Sie hörte genau zu und merkte sich jedes Wort. Das war ja herrlich, das war ja ein Wunder.

Kitty sprach es auch aus.

,, Liebe Frau Neubeck, dann ist für Sie Theresienstadt trotz aller schlimmen Prüfungen und Widerwärtigkeiten ein ,, Wunder" geworden.

,, Ja! Ein großes, unbegreifliches Wunder! Der Mann, der dieses Wunder schuf, ist der Professor Albrecht. Er hat die sicherste Hand, den schärfsten Blick und den uneigennützigsten Charakter, den Sie sich denken kön­nen.

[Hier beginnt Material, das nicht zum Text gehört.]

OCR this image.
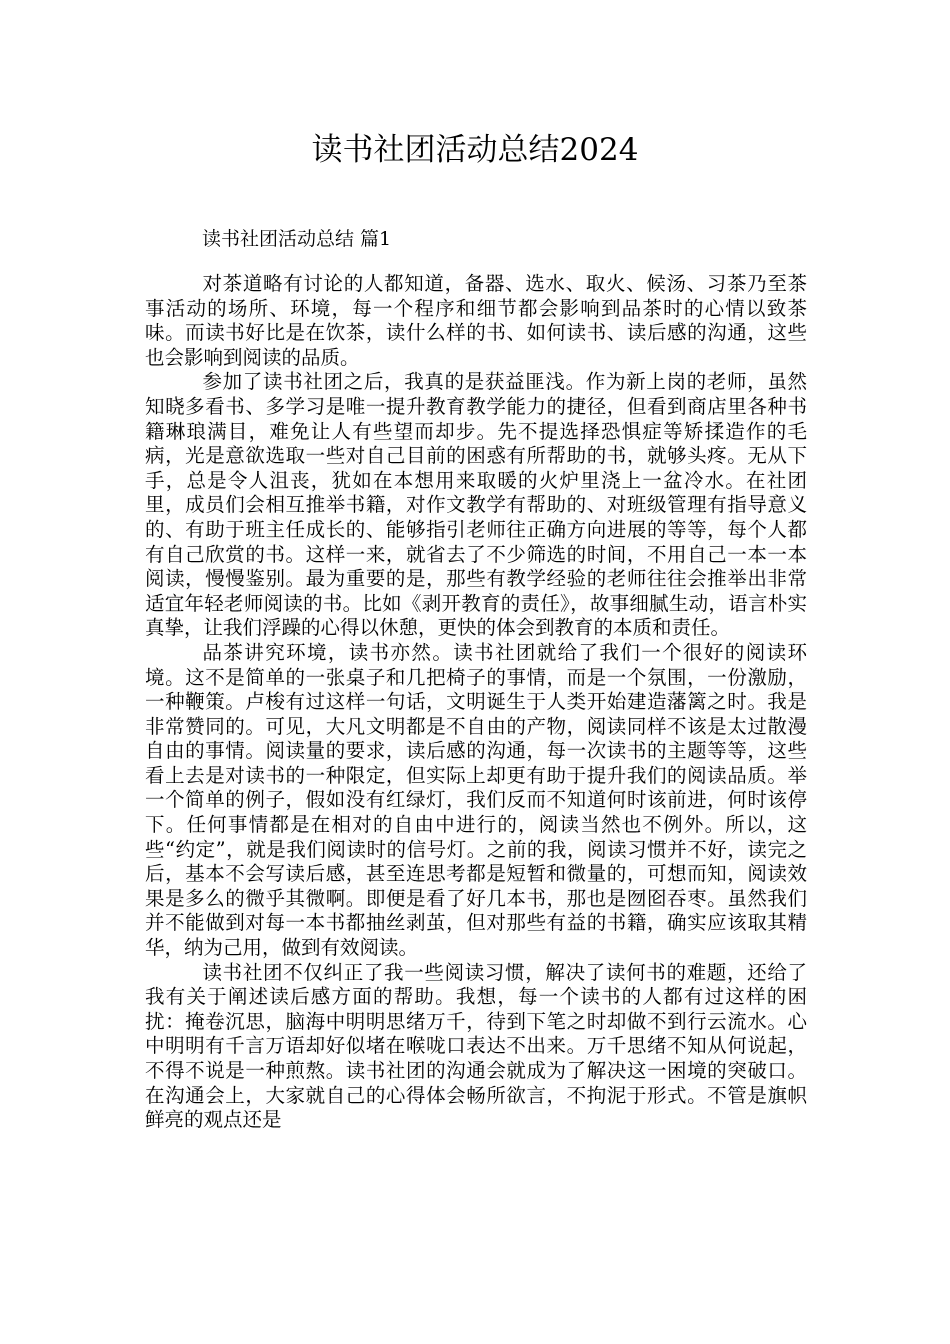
读书社团活动总结2024
读书社团活动总结 篇1

对茶道略有讨论的人都知道，备器、选水、取火、候汤、习茶乃至茶事活动的场所、环境，每一个程序和细节都会影响到品茶时的心情以致茶味。而读书好比是在饮茶，读什么样的书、如何读书、读后感的沟通，这些也会影响到阅读的品质。

参加了读书社团之后，我真的是获益匪浅。作为新上岗的老师，虽然知晓多看书、多学习是唯一提升教育教学能力的捷径，但看到商店里各种书籍琳琅满目，难免让人有些望而却步。先不提选择恐惧症等矫揉造作的毛病，光是意欲选取一些对自己目前的困惑有所帮助的书，就够头疼。无从下手，总是令人沮丧，犹如在本想用来取暖的火炉里浇上一盆冷水。在社团里，成员们会相互推举书籍，对作文教学有帮助的、对班级管理有指导意义的、有助于班主任成长的、能够指引老师往正确方向进展的等等，每个人都有自己欣赏的书。这样一来，就省去了不少筛选的时间，不用自己一本一本阅读，慢慢鉴别。最为重要的是，那些有教学经验的老师往往会推举出非常适宜年轻老师阅读的书。比如《剥开教育的责任》，故事细腻生动，语言朴实真挚，让我们浮躁的心得以休憩，更快的体会到教育的本质和责任。

品茶讲究环境，读书亦然。读书社团就给了我们一个很好的阅读环境。这不是简单的一张桌子和几把椅子的事情，而是一个氛围，一份激励，一种鞭策。卢梭有过这样一句话，文明诞生于人类开始建造藩篱之时。我是非常赞同的。可见，大凡文明都是不自由的产物，阅读同样不该是太过散漫自由的事情。阅读量的要求，读后感的沟通，每一次读书的主题等等，这些看上去是对读书的一种限定，但实际上却更有助于提升我们的阅读品质。举一个简单的例子，假如没有红绿灯，我们反而不知道何时该前进，何时该停下。任何事情都是在相对的自由中进行的，阅读当然也不例外。所以，这些“约定”，就是我们阅读时的信号灯。之前的我，阅读习惯并不好，读完之后，基本不会写读后感，甚至连思考都是短暂和微量的，可想而知，阅读效果是多么的微乎其微啊。即便是看了好几本书，那也是囫囵吞枣。虽然我们并不能做到对每一本书都抽丝剥茧，但对那些有益的书籍，确实应该取其精华，纳为己用，做到有效阅读。

读书社团不仅纠正了我一些阅读习惯，解决了读何书的难题，还给了我有关于阐述读后感方面的帮助。我想，每一个读书的人都有过这样的困扰：掩卷沉思，脑海中明明思绪万千，待到下笔之时却做不到行云流水。心中明明有千言万语却好似堵在喉咙口表达不出来。万千思绪不知从何说起，不得不说是一种煎熬。读书社团的沟通会就成为了解决这一困境的突破口。在沟通会上，大家就自己的心得体会畅所欲言，不拘泥于形式。不管是旗帜鲜亮的观点还是
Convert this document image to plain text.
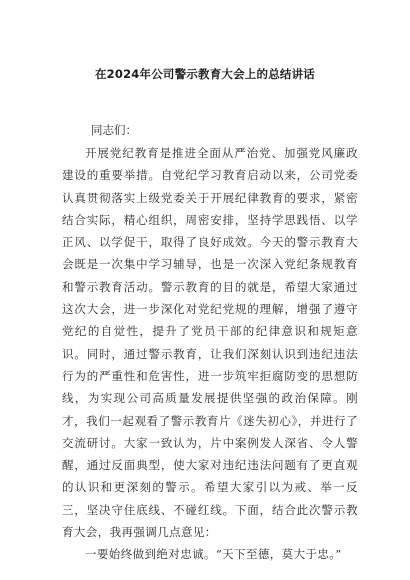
在2024年公司警示教育大会上的总结讲话
同志们：

开展党纪教育是推进全面从严治党、加强党风廉政建设的重要举措。自党纪学习教育启动以来，公司党委认真贯彻落实上级党委关于开展纪律教育的要求，紧密结合实际，精心组织，周密安排，坚持学思践悟、以学正风、以学促干，取得了良好成效。今天的警示教育大会既是一次集中学习辅导，也是一次深入党纪条规教育和警示教育活动。警示教育的目的就是，希望大家通过这次大会，进一步深化对党纪党规的理解，增强了遵守党纪的自觉性，提升了党员干部的纪律意识和规矩意识。同时，通过警示教育，让我们深刻认识到违纪违法行为的严重性和危害性，进一步筑牢拒腐防变的思想防线，为实现公司高质量发展提供坚强的政治保障。刚才，我们一起观看了警示教育片《迷失初心》，并进行了交流研讨。大家一致认为，片中案例发人深省、令人警醒，通过反面典型，使大家对违纪违法问题有了更直观的认识和更深刻的警示。希望大家引以为戒、举一反三，坚决守住底线、不碰红线。下面，结合此次警示教育大会，我再强调几点意见：

一要始终做到绝对忠诚。“天下至德，莫大于忠。”
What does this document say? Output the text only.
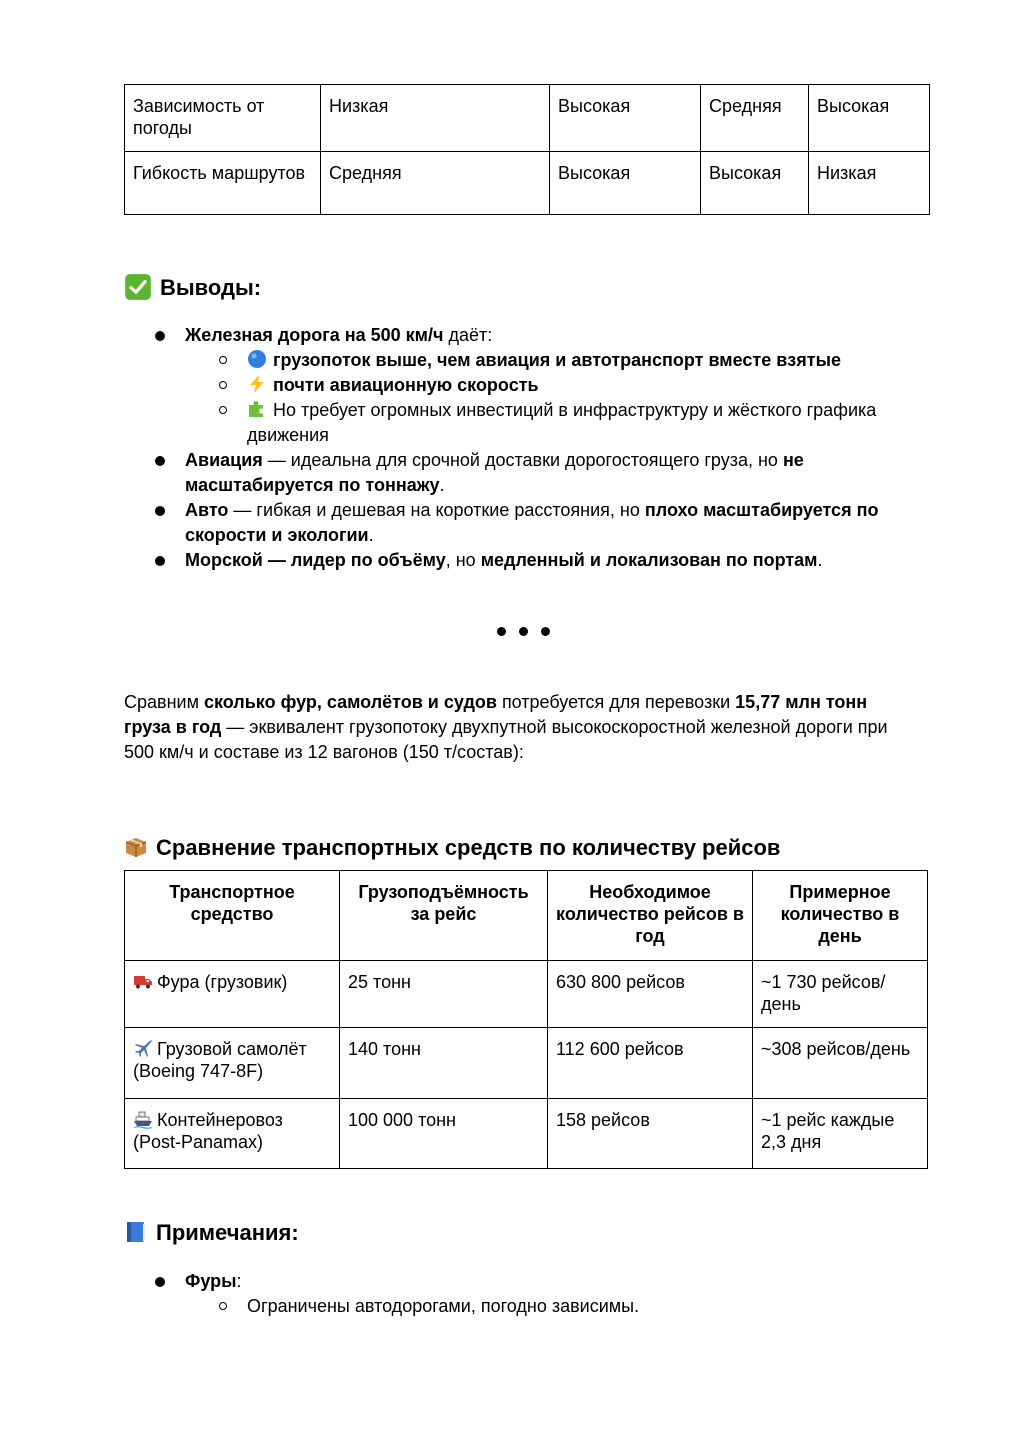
Зависимость от погоды	Низкая	Высокая	Средняя	Высокая
Гибкость маршрутов	Средняя	Высокая	Высокая	Низкая
Выводы:
Железная дорога на 500 км/ч даёт:
грузопоток выше, чем авиация и автотранспорт вместе взятые
почти авиационную скорость
Но требует огромных инвестиций в инфраструктуру и жёсткого графика
движения
Авиация — идеальна для срочной доставки дорогостоящего груза, но не
масштабируется по тоннажу.
Авто — гибкая и дешевая на короткие расстояния, но плохо масштабируется по
скорости и экологии.
Морской — лидер по объёму, но медленный и локализован по портам.
Сравним сколько фур, самолётов и судов потребуется для перевозки 15,77 млн тонн
груза в год — эквивалент грузопотоку двухпутной высокоскоростной железной дороги при
500 км/ч и составе из 12 вагонов (150 т/состав):
Сравнение транспортных средств по количеству рейсов
Транспортное средство	Грузоподъёмность за рейс	Необходимое количество рейсов в год	Примерное количество в день
Фура (грузовик)	25 тонн	630 800 рейсов	~1 730 рейсов/день
Грузовой самолёт (Boeing 747-8F)	140 тонн	112 600 рейсов	~308 рейсов/день
Контейнеровоз (Post-Panamax)	100 000 тонн	158 рейсов	~1 рейс каждые 2,3 дня
Примечания:
Фуры:
Ограничены автодорогами, погодно зависимы.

Er behandelt täglich Hunderte von Patienten und schenkt ihnen Leben und Gesundheit wieder.

Auch das andere Auge will er in den nächsten Tagen operieren, wenn ich, wie er sagte, die Geduld dazu auf­brächte.

O, wie gern will ich leiden, um dieses große Glück auszukosten und zwei ganz gesunde Augen wieder zu erhalten."

Ganz erschüttert nahm Kitty Frau Neubecks Hand und streichelte sie. ,, Welch tapfere Frau sind Sie nur. Und noch dazu in Ihrem Alter."

Die große weißhaarige Dame richtete ihren Ober­körper im Bette hoch, und ein seliges Lächeln umspielte ihren Mund.

,, Meine 76 Jahre sieht man mir nicht an, und wenn mir der liebe Herrgott gnädig ist, läßt er mich die Frei­heit erleben, daß ich zu meinen Kindern zurückkehren kann und auch ihnen die Freude schenken darf."

Kittys Hand war ausgeheilt.

Die Arbeit verschlang, wie immer, fast alle Muẞe, so daß lange Zeit verstrich, bis Kitty sich wieder mit Frau Neubeck unterhalten konnte. Sie war bereits aus dem Krankenhause zurückgekehrt und trug über dem frisch operierten anderen Auge zur Schonung noch eine schwarze Klappe. Auch ging sie täglich in die Klinik zur Nachbehandlung.

In wenigen Wochen, so sagte sie, sei sie völlig her­gestellt.